High School Teacher Lesson Plans Go Open Source
















Educators can download free teaching materials and get paid to share their lessons.


For a high school French teacher looking for a creative approach to verb conjugation, new lesson plans are only a website away. The same is true for a biology teacher covering a unit on mammals, or a history teacher trying to spice up a lesson on the Gettysburg Address.












Educators are beginning to embrace the type of open source content championed by software programmers by sharing their expertise online: lesson plans, classroom activities, and homework assignments.


[Learn how a "magic pen" helps teachers dig deeper into math lessons.]


One of the sites teachers are using is Share My Lesson, which offers more than 256,000 classroom resources for grades K-12, ranging from in-depth lesson plans to presentations and test prep–many of them uploaded by teachers, and all of them available for free. The National Archives, Project Gutenberg, and other organizations have also contributed content. Launched in late July by the American Federation of Teachers, the site already has more than 72,000 registered users accounting for more than half a million downloads.

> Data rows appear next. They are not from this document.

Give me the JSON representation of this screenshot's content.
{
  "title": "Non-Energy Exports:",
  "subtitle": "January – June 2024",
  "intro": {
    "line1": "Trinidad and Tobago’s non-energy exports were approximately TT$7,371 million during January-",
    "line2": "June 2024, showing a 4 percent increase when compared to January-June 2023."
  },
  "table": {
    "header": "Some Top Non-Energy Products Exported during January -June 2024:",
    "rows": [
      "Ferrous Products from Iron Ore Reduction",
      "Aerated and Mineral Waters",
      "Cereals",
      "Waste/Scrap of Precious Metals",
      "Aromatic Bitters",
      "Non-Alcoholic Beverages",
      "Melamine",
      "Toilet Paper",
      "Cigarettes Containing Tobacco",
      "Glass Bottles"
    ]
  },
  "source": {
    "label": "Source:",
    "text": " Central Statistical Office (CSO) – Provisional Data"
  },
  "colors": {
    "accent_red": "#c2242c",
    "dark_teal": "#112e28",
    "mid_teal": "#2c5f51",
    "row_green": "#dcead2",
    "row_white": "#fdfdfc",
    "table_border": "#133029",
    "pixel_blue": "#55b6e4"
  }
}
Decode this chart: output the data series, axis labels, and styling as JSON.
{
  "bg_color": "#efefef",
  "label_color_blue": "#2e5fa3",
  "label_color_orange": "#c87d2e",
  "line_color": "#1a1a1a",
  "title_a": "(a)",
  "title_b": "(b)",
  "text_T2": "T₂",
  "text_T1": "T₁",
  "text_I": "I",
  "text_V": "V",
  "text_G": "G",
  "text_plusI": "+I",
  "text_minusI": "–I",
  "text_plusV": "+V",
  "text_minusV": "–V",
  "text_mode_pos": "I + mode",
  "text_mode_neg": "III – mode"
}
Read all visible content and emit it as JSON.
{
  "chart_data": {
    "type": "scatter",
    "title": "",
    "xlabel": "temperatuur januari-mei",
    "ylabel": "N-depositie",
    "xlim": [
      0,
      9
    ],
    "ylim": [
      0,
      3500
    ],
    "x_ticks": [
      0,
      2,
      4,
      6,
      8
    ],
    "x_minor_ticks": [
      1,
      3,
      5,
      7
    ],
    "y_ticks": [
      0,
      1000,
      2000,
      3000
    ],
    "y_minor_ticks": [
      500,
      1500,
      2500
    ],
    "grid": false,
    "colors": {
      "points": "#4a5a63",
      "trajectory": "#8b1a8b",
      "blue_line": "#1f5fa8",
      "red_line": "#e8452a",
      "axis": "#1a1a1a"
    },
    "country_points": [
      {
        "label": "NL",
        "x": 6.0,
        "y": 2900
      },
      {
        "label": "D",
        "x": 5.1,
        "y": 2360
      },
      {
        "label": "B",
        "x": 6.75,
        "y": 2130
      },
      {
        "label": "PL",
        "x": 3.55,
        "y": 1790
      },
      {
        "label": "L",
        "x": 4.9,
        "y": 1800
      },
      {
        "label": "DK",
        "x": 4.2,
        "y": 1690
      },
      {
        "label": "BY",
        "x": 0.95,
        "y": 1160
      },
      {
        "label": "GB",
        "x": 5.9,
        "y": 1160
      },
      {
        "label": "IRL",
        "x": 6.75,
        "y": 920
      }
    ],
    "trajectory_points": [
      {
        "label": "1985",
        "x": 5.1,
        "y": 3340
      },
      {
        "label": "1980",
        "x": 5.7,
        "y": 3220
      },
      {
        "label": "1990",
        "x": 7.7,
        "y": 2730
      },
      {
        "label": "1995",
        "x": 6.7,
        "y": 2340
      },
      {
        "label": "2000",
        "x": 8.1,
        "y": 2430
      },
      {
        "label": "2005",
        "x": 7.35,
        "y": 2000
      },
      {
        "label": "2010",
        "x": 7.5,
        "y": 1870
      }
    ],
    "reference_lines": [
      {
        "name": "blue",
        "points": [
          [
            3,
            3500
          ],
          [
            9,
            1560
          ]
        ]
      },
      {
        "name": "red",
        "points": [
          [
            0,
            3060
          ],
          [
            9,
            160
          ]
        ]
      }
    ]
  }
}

“I wish I had this when I was teaching,” says Randi Weingarten, president of the AFT, a national teachers union representing 1.5 million educators. “I used to get up at 4 a.m. or 5 a.m. and think, ‘I don’t like what I’m teaching today,’” and then create a new lesson from scratch.


Rather than brainstorming new ideas in the early morning hours, or tweaking old lessons on the fly, teachers can search Share My Lesson for content categorized by grade, subject, and topic, Weingarten says. The site sorts lesson plans and teaching content by format, including audio, video, images, documents, and interactive content.


Giving educators a place to share content they created is important, because it shows teachers they are trusted and respected as experts, Weingarten says.


“It’s not just the publishing companies who know what needs to be taught. It’s the teachers who are closest to the kids,” she says.


[Discover why two high school teachers may be better than one.]


Having classroom-tested resources at their fingertips can cut down on planning time, especially for new teachers, says Kalebra Williams, a French teacher at Cypress Bay High School in Florida.


“For me, I’ve had 13 years to build my curriculum … I can use Share My Lesson to supplement it,” Williams says. “But I can imagine for a new teacher, when you’re just starting from bare bones, what a wealth of information [this is].”


As most states move toward the Common Core State Standards, both novice and seasoned teachers will need new lessons aligned with the standards’ project-based learning approach, rather than memorization drills to prepare students for standardized tests.


“It’s a fundamentally different way of teaching than No Child Left Behind,” the AFT’s Weingarten says, adding that many of the resources on Share My Lesson are Common Core-aligned.


With the new standards just around the corner–or already in place for many districts–the shift has some educators on edge, says Williams, the high school French teacher. Teachers know they need to change their lessons, but don’t know what the new plans should look like, she says, noting that now they can go to Share My Lesson and get Common Core lesson plans vetted by the AFT.


“I’m teaching five different levels of a subject, and now every lesson has to be Common Core aligned ? It does seem daunting to change everything you’re doing to meet this new standard,” says Williams, who is taking a leave of absence from her teaching position to help AFT train teachers on how to use Share My Lesson. “It’s a sigh of relief to know there’s somewhere I can go.”


While some educators are sharing their lessons for free via blogs or sites like Share My Lesson, others are selling worksheets and homework assignments online to supplement their teaching salaries.


Using sites such Teachers Pay Teachers and Udemy, educators can make a profit from their planning by uploading self-created classroom resources. Other educators can then pay to download the content, which can range from a $ 3 activity worksheet to $ 100 for a full physics lesson.


[Read how teachers are putting professional development to work.]


While most educators support teachers being recognized for quality work, some aren’t on board with the idea of teachers charging their colleagues for content.


“Teachers swapping ideas with one another, that’s a great thing,” Joseph McDonald, a professor at New York University’s Steinhardt School of Culture, Education, and Human Development told the New York Times in 2009. “But somebody asking 75 cents for a word puzzle reduces the power of the learning community and is ultimately destructive to the profession.”


Beyond causing potential conflicts with colleagues, charging for lesson plans could raise legal issues for teachers, warns the National Education Association, the nation’s largest teachers union with 3 million members.


Content created by teachers for use in the classroom–including tests, quizzes, and homework problems–is considered “works for hire” under copyright laws, the NEA notes. This means they’re property of the school unless stated otherwise in a teacher’s contract–and teachers should check with administrators at their school or district before selling their lessons online.